The Tigers have eclipsed the 50-point mark in each of their first two games.

But they will be hard-pressed to turn that trick against the Bluejays, who broke into the Class 2 state rankings after Week 1, but lost to arch rival Sikeston last Friday 21-12.

"Sikeston was able to run the ball pretty effectively on (Charleston)," said Gilmore. "With our running back Jimmy Jackson, we hope to get him enough touches to do some similar things that Apollo (Patterson) did last week against them. With our spread offense, we ought to be able to utilize some space and get some key blocks to spring Jimmy a couple times."

Jackson, a 1,500-yard rusher last year, has picked up where he's left off. He has 531 yards rushing on 36 carries for nearly 15 yards per carry. He broke out of the gates in Week 1 against Lone Oak, Ky., for 323 yards on 20 carries.
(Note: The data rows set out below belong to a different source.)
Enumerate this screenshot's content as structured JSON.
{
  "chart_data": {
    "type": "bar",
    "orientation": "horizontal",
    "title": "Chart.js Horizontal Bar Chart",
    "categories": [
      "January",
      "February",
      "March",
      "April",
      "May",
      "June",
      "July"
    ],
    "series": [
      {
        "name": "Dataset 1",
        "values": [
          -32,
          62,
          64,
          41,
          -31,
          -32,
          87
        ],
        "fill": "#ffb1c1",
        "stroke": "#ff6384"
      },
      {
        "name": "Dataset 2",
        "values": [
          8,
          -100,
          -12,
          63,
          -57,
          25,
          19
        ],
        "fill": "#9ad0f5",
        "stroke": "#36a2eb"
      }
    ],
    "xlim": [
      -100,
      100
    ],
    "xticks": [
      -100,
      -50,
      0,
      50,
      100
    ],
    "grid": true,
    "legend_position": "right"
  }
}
Also, quarterback Rogers VanAusdall has throw for 338 yards, completing 23-of-31 with four touchdowns and two interceptions.

"We try to wear people out by the third and fourth quarter," said Gilmore. "If you look at our record so far, we've out-scored our opponents 75-15 in the second half. That's where we've won our first two ballgames."

Meanwhile, the Bluejays have struggled offensively.

Freshman Joseph Watts has found the most success after two games, rushing for 56 yards on 15 carries with a touchdown last week against Sikeston.

Bobby Clark, Trentez Lane and quarterback A.H. Marshall have all run with minimal success, combining for 99 yards on 43 carries.

But the Bluejays were able to move the ball through the air last week as Marshall was 12-of-24 passing for 145 yards.

Tight end Ashton Farmer, at 6-foot-6, provides matchup nightmares for smaller defensive backs, as does 6-foot-3 freshman receiver Justin Clark.

Farmer leads the team with nine catches for 93 yards.

"They've got probably the tallest receiving corps that we're going to see this year," said Gilmore. "Anytime you've got two kids like that, it causes problems. I know Coach (Brent) Anderson is used to playing power football, but I can see he's trying to utilize those big guys in the passing game."

While Caruthersville's offense has been rolling the defense has allowed 21 points per game, something that Gilmore thinks will improve.

"We're putting people on the field that can run to the football," said Gilmore. "We're not concerned about what grade they're in or how big they are -- we want 11 guys to the football, and be mean when you get there. That's what I lived on my four years at Hayti and that's what we're doing here at Caruthersville."

Charleston's team has been carried by its defense so far this year. The Bluejays limited Kennett to just seven points in Week 1. And they contained Sikeston's offense for the most part.

The team allowed 21 points to the Bulldogs, but two drives started deep in Bluejay territory.

Although Caruthersville defeated Charleston 46-27 last year, Gilmore thinks this year's game could solidify his team as a major player in Class 2.

"I think this is a statement game for our program because it's going to set the tone for our conference," said Gilmore. "If we can get on top and beat Charleston this week, it will put us in the driver's seat in the conference with New Madrid and Dexter coming up down the road. The next five weeks of our schedule are going to be brutal, but it's going to get us in tune to play our district and get us ready for the state playoffs."